The construction of a border wall with Mexico, the reduction of the Hispanic community to divisive stereotypes from his campaign and the consequent anti-immigrant policies of his Administration, has further accentuated the myth of immigration = crime in the United States.

However, the New York Times has brought to light new studies that break the president's argument entirely.

Through data obtained by the Pew Research Center and the Marshall Project on the undocumented population, and after comparing them with crime rates published by the F.B.I., the figures show that there is no relationship between both samples.

"A large majority of the areas recorded decreases in both violent and property crime between 2007 and 2016, consistent with a quarter-century decline in crime across the United States," the Times explained.

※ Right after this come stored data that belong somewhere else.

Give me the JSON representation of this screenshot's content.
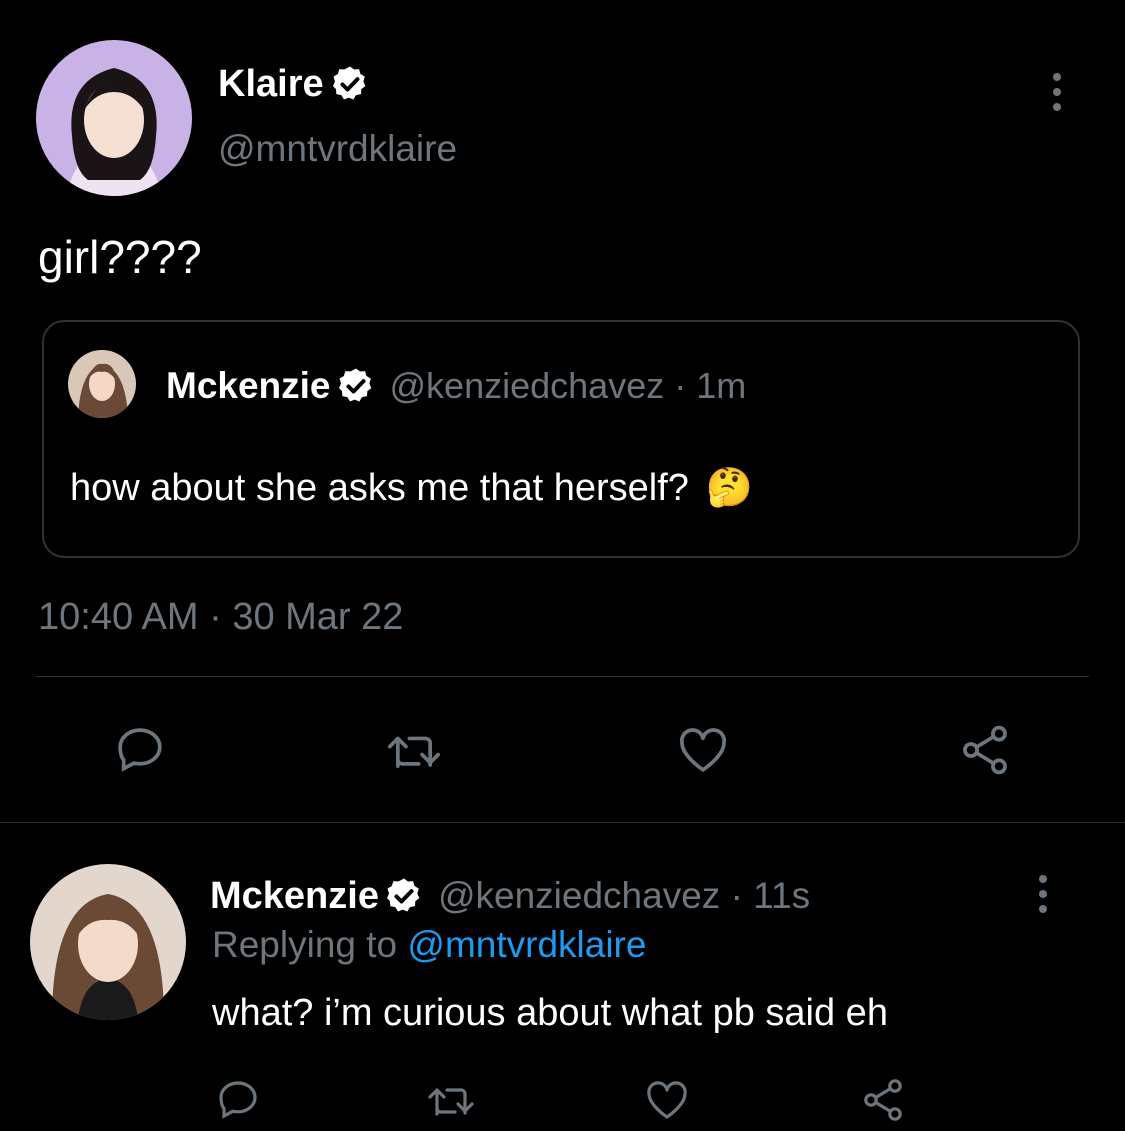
{
  "main_tweet": {
    "display_name": "Klaire",
    "handle": "@mntvrdklaire",
    "text": "girl????",
    "timestamp": "10:40 AM · 30 Mar 22",
    "quoted": {
      "display_name": "Mckenzie",
      "handle_time": "@kenziedchavez · 1m",
      "text": "how about she asks me that herself?",
      "emoji": "🤔"
    },
    "actions": [
      "reply-icon",
      "retweet-icon",
      "like-icon",
      "share-icon"
    ]
  },
  "reply": {
    "display_name": "Mckenzie",
    "handle_time": "@kenziedchavez · 11s",
    "replying_prefix": "Replying to",
    "replying_to": "@mntvrdklaire",
    "text": "what? i’m curious about what pb said eh",
    "actions": [
      "reply-icon",
      "retweet-icon",
      "like-icon",
      "share-icon"
    ]
  },
  "colors": {
    "background": "#000000",
    "muted": "#6e767d",
    "link": "#1d9bf0",
    "divider": "#2f3336",
    "avatar_klaire_bg": "#c9b3e6"
  }
}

"The analysis found that crime went down at similar rates regardless of whether the undocumented population rose or fell. Areas with more unauthorized migration appeared to have larger drops in crime, although the difference was small and uncertain," it added.

Even so, and for the benefit of the skeptics, the measurement of the undocumented population in the United States is not a simple matter, for obvious reasons.

The Times explains the statistical procedure to find the figures, where the Pew Research Center "subtracts Department of Homeland Security counts of immigrants with legal status from the number of foreign-born people counted by the Census Bureau," which is called "residual estimation method."

With the addition of the question of citizenship in the 2020 census, these estimates will be practically impossible.

Previous studies had already established that there was no link between immigration and crime; on the contrary, undocumented immigration is associated with "slight decreases" in these rates.

Likewise, studies such as that of Citi G.P.S., published in September of last year under the title "Migration and The Economy," have determined that the economic growth of the United States "would have been approximately 15 percentage points lower than it really has been," if not for immigration.

In one way or another, and while the White House hosts a government that does not believe even in Climate Change, the numbers will remain in the studies, and political verbiage will continue to set the general tone.